The iconographers who worked for this church are among the greatest of the Russian emigration to Western Europe. The primitive iconostasis is the work of Pierre Alexandrovich Fedoroff (1878-1942). Called on by Father Troïtsky in 1933, he surrounded himself with eminent artistic and intellectual personalities, including Nicolas Vassilievich Globa, former president of the Stroganov Museum in Moscow, and the professor of art history Katalinsky.

Pierre Fedoroff painted the elements of the altar: the large cross and the two processional banners (the Ascension and the Mother of God) as well as the epitaphion (Entombment), the archangels Michael and Gabriel of the diaconal doors, the original royal gates, six holiday icons (currently in the sanctuary); in the nave the large icons of Saint Seraphim and Saint Nicholas, the great Crucifixion, with the Mother of God and the apostle John, from the table of the deceased, the small icon of veneration of Saint Seraphim, the icons of Saint Alexander Nevsky and Saint Sergius of Radonge. Nicolas Globa designed the interior decoration, executed by V. A. Meler, and made the embossed copper ornaments himself.

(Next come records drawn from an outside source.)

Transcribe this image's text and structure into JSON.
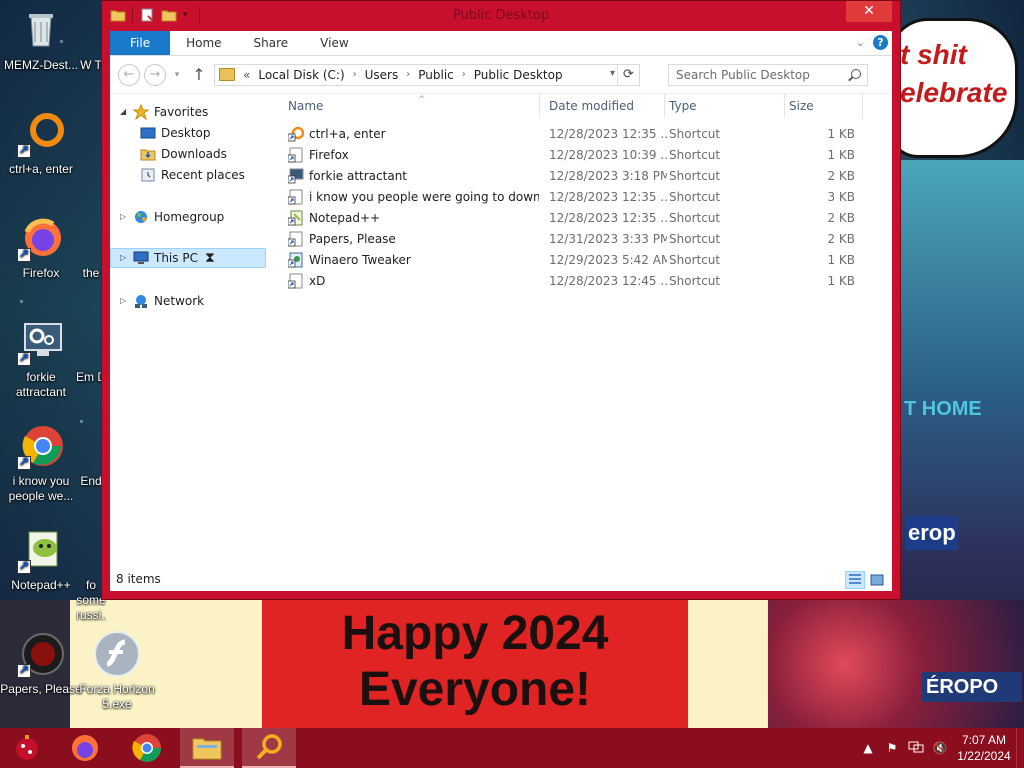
{
  "desktop": {
    "icons": [
      {
        "label": "MEMZ-Dest..."
      },
      {
        "label": "ctrl+a, enter"
      },
      {
        "label": "Firefox"
      },
      {
        "label": "forkie attractant"
      },
      {
        "label": "i know you people we..."
      },
      {
        "label": "Notepad++"
      },
      {
        "label": "Papers, Please"
      },
      {
        "label": "Forza Horizon 5.exe"
      },
      {
        "label": "the"
      },
      {
        "label": "Em D"
      },
      {
        "label": "End"
      },
      {
        "label": "fo some russi..."
      },
      {
        "label": "W T"
      }
    ],
    "bubble_text_1": "t shit",
    "bubble_text_2": "elebrate",
    "banner_line_1": "Happy 2024",
    "banner_line_2": "Everyone!",
    "sign_1": "T HOME",
    "sign_2": "erop",
    "sign_3": "ÉROPO"
  },
  "window": {
    "title": "Public Desktop",
    "close_label": "✕",
    "ribbon": {
      "tabs": [
        "File",
        "Home",
        "Share",
        "View"
      ],
      "help": "?"
    },
    "address": {
      "prefix": "«",
      "crumbs": [
        "Local Disk (C:)",
        "Users",
        "Public",
        "Public Desktop"
      ]
    },
    "search_placeholder": "Search Public Desktop",
    "nav_pane": {
      "favorites": "Favorites",
      "desktop": "Desktop",
      "downloads": "Downloads",
      "recent": "Recent places",
      "homegroup": "Homegroup",
      "this_pc": "This PC",
      "network": "Network"
    },
    "columns": {
      "name": "Name",
      "date": "Date modified",
      "type": "Type",
      "size": "Size"
    },
    "files": [
      {
        "name": "ctrl+a, enter",
        "date": "12/28/2023 12:35 ...",
        "type": "Shortcut",
        "size": "1 KB"
      },
      {
        "name": "Firefox",
        "date": "12/28/2023 10:39 ...",
        "type": "Shortcut",
        "size": "1 KB"
      },
      {
        "name": "forkie attractant",
        "date": "12/28/2023 3:18 PM",
        "type": "Shortcut",
        "size": "2 KB"
      },
      {
        "name": "i know you people were going to downlo...",
        "date": "12/28/2023 12:35 ...",
        "type": "Shortcut",
        "size": "3 KB"
      },
      {
        "name": "Notepad++",
        "date": "12/28/2023 12:35 ...",
        "type": "Shortcut",
        "size": "2 KB"
      },
      {
        "name": "Papers, Please",
        "date": "12/31/2023 3:33 PM",
        "type": "Shortcut",
        "size": "2 KB"
      },
      {
        "name": "Winaero Tweaker",
        "date": "12/29/2023 5:42 AM",
        "type": "Shortcut",
        "size": "1 KB"
      },
      {
        "name": "xD",
        "date": "12/28/2023 12:45 ...",
        "type": "Shortcut",
        "size": "1 KB"
      }
    ],
    "status": "8 items"
  },
  "taskbar": {
    "time": "7:07 AM",
    "date": "1/22/2024"
  },
  "colors": {
    "window_frame": "#c8102e",
    "taskbar": "#8a0e1d",
    "accent": "#1979ca"
  }
}
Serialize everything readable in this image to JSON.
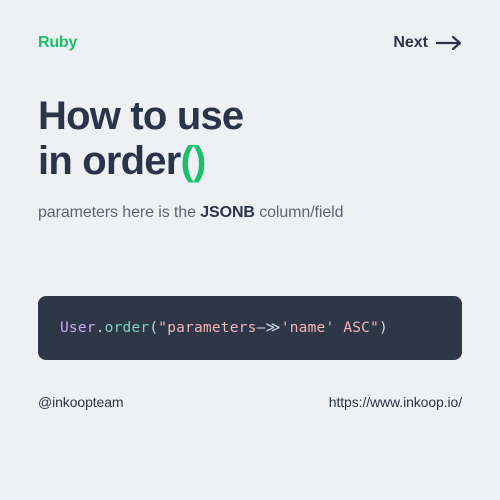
{
  "header": {
    "tag": "Ruby",
    "next_label": "Next"
  },
  "title": {
    "line1": "How to use",
    "line2": "in order",
    "parens": "()"
  },
  "subtitle": {
    "pre": "parameters here is the ",
    "bold": "JSONB",
    "post": " column/field"
  },
  "code": {
    "class": "User",
    "dot": ".",
    "method": "order",
    "open_paren": "(",
    "str_open": "\"parameters",
    "arrow": "—≫",
    "str_close": "'name' ASC\"",
    "close_paren": ")"
  },
  "footer": {
    "handle": "@inkoopteam",
    "url": "https://www.inkoop.io/"
  }
}
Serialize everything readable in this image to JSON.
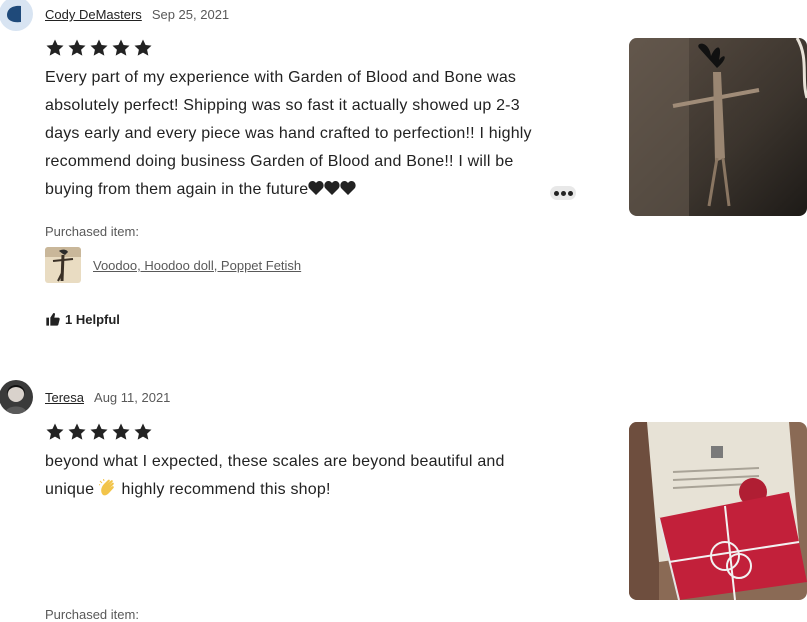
{
  "reviews": [
    {
      "reviewer": "Cody DeMasters",
      "date": "Sep 25, 2021",
      "rating": 5,
      "text": "Every part of my experience with Garden of Blood and Bone was absolutely perfect! Shipping was so fast it actually showed up 2-3 days early and every piece was hand crafted to perfection!! I highly recommend doing business Garden of Blood and Bone!! I will be buying from them again in the future",
      "emoji": "black-hearts",
      "purchased_label": "Purchased item:",
      "item_name": "Voodoo, Hoodoo doll, Poppet Fetish",
      "helpful": "1 Helpful",
      "more_icon": "ellipsis-icon"
    },
    {
      "reviewer": "Teresa",
      "date": "Aug 11, 2021",
      "rating": 5,
      "text_before": "beyond what I expected, these scales are beyond beautiful and unique ",
      "emoji": "clapping-hands",
      "text_after": " highly recommend this shop!",
      "purchased_label": "Purchased item:"
    }
  ],
  "colors": {
    "text": "#222222",
    "muted": "#595959",
    "star": "#222222"
  }
}
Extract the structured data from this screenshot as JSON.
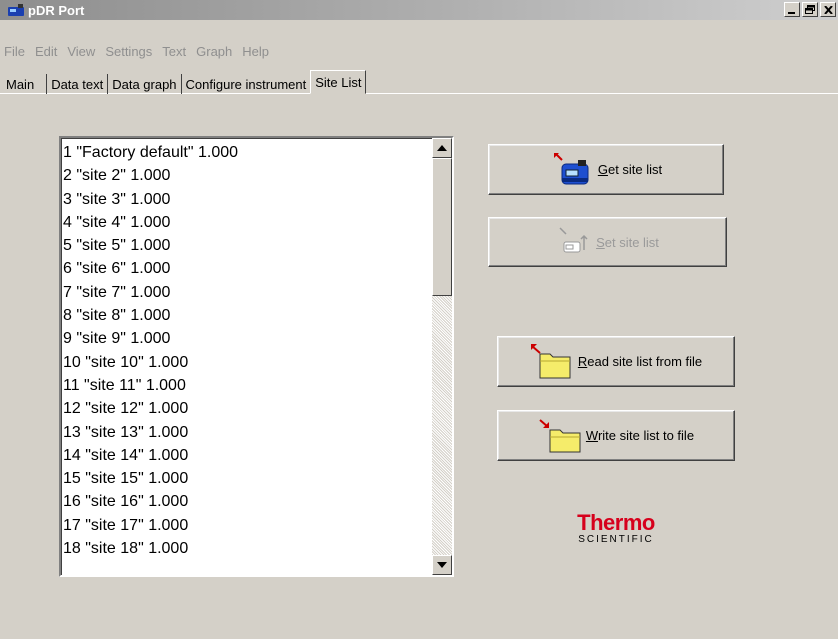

Some icons and works of art of the church

The church was enriched after 1970 with a large collection of painted and embroidered icons from the parish of Protection-de-la-Mère-de-Dieu. The great icons of the Savior and the Mother of God, in the sanctuary and the royal gates were painted by Sister Joan (Reitlinger), while the embroidery depicting the angel of the Apocalypse with a golden censer, the three small icons with embroidered ornaments of the Savior, the Mother of God and St. Philip, Metropolitan of Moscow, are from Mother Mary (Skobtsov). From it, the church also keeps the embroidered epitaphion and a priestly garment. The great icon of The Protection of the Mother of God is probably a collective work. At the end of the 1970s, N.I. Izselenoff conceived an original project to enhance the iconostasis with a row of icons which were executed by several iconographers from the workshop of the Association "L’Icône", under the direction of Georges Morozoff. On either side of the traditional Deisis (The Savior in Glory between the Virgin and Saint John the Baptist), he placed the Archangels Michael and Gabriel, the apostles Peter and Paul, Basil the Great and Gregory the Theologian, fathers of the Church, the megalomartyr saints George and Panteleïmon, the apostle Andrew the first called and Saint Olga, equal to the apostles, protectors of Russia. Other renowned 20th century iconographers, Princess Lvova, Marie Struve, Father Georges Drobot, also wrote icons for the church. Continuing this tradition, contemporary iconographers still regularly enrich the church through their production, such as Catherine Guerra, Hélène Bléré, Marie-Thérèse Gourdier, Orest Hrytsak.